Fans littered the field with objects during the delay as umpires sorted out a play that is certain to rank up there with Derek Jeter’s Jeffrey Maier homer in 1996 or Reggie Jackson’s hip block of a throw in the 1978 World Series as one of the craziest in the postseason. Believe it or not, yes.
This makes you think: Can the Blue Jays be stopped?
“That was insane”, Blue Jays starter Marcus Stroman said. “You’d hate for that to be a difference-maker in a game of this magnitude”. Adrian Beltre fielded the ball and threw to third, but Andrus dropped the ball for his second error of the inning, loading the bases for Ben Revere.

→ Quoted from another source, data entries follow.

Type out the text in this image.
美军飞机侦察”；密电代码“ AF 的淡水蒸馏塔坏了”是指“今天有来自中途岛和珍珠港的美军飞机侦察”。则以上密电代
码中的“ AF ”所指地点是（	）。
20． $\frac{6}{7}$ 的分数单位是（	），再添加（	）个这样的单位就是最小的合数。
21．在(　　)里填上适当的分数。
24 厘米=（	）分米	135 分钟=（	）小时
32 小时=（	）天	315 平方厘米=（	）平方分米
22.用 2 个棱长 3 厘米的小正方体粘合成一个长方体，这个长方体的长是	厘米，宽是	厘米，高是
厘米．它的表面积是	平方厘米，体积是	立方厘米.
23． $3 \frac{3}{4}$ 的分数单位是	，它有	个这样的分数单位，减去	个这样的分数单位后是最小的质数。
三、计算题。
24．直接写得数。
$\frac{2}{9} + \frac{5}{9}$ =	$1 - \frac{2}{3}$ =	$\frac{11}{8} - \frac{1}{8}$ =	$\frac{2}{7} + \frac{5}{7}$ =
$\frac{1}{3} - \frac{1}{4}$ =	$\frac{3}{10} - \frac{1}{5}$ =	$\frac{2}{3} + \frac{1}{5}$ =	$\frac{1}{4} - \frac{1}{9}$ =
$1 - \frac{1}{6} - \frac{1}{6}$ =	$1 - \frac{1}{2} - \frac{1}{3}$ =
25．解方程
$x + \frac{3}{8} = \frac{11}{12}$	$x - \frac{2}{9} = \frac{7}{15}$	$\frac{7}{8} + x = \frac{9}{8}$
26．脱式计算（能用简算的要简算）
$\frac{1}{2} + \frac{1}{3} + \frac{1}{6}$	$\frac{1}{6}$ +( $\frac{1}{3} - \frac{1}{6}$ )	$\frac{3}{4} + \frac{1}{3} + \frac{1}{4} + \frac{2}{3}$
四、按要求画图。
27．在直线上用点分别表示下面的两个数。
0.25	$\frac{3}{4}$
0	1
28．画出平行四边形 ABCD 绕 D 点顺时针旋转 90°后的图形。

These weren’t tough bounces: they were easy, routine, everyday baseball plays, bumbled by a Rangers team that suddenly seemed spooked.
That home run and bat flip was so emphatic that it’s already become a part of baseball lore. Watch it again and again and again.
After the post-game celebrations, the night’s hero, Joey Bats, took to social media to thank fans in Toronto and across Canada.
Bautista doesn’t seem willing to engage in a war of words with Dyson.
For the Rangers and their fans, the pain is real, it is brutal and it is piling up. They finally broke out last season, winning the ALCS and losing 4-3 to San Francisco in the World Series. They finished second in the AL East in 1984 and entered the 1985 season with lofty expectations.
And they’ll be monitoring the crowd when the Jays play at home for Game 3 on Monday.
Meanwhile, their intra-state rivals to the east are dealing with a boring ache that won’t disappear anytime soon. “I don’t know if it’s going to be an issue”, Yost said.
Royals manager Ned Yost was one word more succinct: “Absolutely”.
“He’s been known to hit dramatic home runs and there ain’t a better time”, Gibbons said. “Obviously, that series in Toronto (earlier this year) was two competitive teams”.
“That one inning in a set of three games will not define our season”, first-year manager Jeff Banister declared.